Security is a big worry for the Internet of Things (IoT). A major part of the problem lies with the operating system (OS) running on these devices, which by its nature is reconfigurable and open for both internal as well as external communications.
According to Per Buer, CEO and co-founder, IncludeOS, the growing use of Linux as an embedded OS is giving it a role for which it is far from perfect. Linux has impressive software and hardware support and supports just about any protocol and any peripheral. Being all dynamic, anything at any time can connect to a Linux system. The result is a massive amount of code and following this a considerable number of potential bugs that could lead to attacks.

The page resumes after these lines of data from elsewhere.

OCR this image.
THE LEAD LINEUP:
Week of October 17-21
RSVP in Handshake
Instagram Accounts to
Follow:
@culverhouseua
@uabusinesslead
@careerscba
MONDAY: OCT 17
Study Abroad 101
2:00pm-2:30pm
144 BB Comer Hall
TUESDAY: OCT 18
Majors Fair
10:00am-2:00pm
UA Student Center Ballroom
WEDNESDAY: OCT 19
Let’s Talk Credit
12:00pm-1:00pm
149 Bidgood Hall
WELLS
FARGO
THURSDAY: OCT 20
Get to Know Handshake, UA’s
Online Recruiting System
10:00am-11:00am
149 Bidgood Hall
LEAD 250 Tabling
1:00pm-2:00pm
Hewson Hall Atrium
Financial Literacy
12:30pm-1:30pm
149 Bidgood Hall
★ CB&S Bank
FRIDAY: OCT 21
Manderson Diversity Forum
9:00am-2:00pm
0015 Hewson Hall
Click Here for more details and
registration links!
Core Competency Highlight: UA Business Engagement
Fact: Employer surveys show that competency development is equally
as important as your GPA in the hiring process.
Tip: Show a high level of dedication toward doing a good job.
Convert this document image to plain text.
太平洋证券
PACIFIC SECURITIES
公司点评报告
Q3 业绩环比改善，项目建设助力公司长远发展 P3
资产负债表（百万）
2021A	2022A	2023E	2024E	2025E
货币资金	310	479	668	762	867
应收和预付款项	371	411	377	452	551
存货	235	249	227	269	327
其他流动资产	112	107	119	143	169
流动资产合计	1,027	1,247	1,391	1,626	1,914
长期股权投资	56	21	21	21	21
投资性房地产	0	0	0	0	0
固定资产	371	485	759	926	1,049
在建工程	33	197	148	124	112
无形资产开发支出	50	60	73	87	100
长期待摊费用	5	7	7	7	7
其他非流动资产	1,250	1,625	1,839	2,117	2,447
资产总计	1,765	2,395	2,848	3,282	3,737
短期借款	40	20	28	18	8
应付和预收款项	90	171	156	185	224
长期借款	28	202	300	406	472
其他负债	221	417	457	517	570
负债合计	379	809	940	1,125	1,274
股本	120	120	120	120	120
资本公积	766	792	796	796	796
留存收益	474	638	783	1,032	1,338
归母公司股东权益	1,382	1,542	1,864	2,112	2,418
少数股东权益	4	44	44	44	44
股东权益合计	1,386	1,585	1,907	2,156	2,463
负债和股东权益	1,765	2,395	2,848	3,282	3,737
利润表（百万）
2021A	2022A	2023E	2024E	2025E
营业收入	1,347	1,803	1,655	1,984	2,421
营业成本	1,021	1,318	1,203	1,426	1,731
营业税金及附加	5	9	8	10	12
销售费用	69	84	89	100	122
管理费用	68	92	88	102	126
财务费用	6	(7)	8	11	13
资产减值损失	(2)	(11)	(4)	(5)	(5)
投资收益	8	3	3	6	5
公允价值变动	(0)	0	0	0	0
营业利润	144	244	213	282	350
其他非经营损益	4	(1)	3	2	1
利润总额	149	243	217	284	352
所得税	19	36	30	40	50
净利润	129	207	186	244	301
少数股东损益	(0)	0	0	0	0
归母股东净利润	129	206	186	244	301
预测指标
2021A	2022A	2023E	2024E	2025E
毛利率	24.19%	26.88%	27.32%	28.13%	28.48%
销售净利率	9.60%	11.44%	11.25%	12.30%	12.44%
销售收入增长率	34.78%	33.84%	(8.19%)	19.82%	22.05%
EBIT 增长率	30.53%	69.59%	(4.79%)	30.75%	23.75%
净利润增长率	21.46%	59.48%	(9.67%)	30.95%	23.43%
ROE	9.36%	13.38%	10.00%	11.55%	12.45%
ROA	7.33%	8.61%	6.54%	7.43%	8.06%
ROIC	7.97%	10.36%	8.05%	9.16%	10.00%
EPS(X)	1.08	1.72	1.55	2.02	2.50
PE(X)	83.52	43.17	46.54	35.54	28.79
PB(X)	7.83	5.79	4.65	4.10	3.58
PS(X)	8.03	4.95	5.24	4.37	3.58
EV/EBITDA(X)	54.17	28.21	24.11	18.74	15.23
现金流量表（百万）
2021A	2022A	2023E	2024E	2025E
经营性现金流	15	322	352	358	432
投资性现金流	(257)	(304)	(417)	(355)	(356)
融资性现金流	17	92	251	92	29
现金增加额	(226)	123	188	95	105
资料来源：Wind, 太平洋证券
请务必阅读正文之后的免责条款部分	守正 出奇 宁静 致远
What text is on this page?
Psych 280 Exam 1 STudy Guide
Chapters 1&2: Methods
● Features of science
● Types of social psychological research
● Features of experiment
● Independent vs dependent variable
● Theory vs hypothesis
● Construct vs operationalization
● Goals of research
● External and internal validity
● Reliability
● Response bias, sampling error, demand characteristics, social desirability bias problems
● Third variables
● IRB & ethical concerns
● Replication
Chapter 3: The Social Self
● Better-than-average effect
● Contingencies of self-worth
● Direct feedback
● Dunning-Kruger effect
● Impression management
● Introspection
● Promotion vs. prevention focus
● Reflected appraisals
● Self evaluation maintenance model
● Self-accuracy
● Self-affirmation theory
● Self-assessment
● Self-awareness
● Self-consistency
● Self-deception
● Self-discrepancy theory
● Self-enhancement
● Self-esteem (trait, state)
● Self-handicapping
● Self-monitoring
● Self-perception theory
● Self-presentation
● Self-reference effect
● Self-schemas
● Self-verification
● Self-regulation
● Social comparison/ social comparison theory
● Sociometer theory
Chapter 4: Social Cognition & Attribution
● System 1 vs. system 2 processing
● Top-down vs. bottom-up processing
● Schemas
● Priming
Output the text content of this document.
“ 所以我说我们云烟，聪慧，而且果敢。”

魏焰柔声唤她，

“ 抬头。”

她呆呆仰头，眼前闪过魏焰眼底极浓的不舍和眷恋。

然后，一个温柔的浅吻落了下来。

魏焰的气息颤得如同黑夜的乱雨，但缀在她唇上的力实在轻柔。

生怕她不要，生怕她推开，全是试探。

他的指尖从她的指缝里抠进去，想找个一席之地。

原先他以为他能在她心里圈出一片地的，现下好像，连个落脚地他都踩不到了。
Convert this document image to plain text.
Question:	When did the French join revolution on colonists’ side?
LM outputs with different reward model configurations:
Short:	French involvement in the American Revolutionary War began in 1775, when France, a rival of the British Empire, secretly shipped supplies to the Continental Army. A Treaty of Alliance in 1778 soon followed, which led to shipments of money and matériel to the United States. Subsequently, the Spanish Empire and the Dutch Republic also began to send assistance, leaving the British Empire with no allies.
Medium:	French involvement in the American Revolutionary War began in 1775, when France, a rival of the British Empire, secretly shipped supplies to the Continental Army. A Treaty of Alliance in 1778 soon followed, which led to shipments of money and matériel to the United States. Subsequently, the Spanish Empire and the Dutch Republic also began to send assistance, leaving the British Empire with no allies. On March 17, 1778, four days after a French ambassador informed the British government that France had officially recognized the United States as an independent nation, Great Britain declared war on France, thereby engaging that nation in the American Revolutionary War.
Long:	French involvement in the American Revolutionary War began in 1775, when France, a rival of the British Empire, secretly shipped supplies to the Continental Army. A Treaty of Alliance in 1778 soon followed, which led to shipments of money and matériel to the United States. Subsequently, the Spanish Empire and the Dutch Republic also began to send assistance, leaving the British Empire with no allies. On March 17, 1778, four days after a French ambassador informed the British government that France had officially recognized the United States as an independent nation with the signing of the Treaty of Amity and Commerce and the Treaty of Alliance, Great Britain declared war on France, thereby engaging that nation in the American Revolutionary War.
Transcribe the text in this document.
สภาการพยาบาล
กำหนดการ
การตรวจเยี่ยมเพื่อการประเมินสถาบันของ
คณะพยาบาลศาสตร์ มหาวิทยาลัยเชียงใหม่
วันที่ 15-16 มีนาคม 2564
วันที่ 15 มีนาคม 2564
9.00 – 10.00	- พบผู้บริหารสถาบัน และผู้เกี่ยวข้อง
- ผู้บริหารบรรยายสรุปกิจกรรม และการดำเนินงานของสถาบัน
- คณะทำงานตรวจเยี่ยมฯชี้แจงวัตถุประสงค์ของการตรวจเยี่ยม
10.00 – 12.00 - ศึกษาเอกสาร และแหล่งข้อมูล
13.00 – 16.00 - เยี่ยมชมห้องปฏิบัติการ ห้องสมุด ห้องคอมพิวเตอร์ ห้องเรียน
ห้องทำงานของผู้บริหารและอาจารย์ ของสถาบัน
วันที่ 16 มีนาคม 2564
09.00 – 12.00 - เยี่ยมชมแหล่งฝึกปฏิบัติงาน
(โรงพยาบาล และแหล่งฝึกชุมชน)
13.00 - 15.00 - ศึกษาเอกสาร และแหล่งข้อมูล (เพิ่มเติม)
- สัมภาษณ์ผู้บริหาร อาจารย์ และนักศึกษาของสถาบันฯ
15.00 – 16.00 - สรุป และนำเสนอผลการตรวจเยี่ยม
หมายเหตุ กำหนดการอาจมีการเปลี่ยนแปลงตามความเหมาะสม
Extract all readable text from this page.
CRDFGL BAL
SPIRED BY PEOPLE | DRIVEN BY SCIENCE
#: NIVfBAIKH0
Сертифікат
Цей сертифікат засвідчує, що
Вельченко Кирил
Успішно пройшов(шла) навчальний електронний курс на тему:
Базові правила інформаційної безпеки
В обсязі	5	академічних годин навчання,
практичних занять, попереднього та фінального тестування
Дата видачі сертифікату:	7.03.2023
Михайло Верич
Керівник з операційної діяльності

IncludeOS offers a better solution. The company has created an open-source OS that links into the application at compile time, resulting in one software image where the OS functionality is inside the application and running directly on top of the hardware.
The IncludeOS approach links only the OS functionality that the application needs into the binary software image, thus reducing both its possible attack surfaces and size. Thus, this approach is normally termed a ‘library OS’.
IncludeOS runs in a single address space, so there are neither inter-process communications nor concepts like kernel space and user space, making it a unikernel OS, and together these concepts give the architecture some very different characteristics in comparison with the traditional OS.
But the most important feature is security. As Linux and most other operating systems are designed to be general-purpose OS with long lifespans on different hardware platforms, they are reconfigurable, making them vulnerable to malicious misuse by an attacker.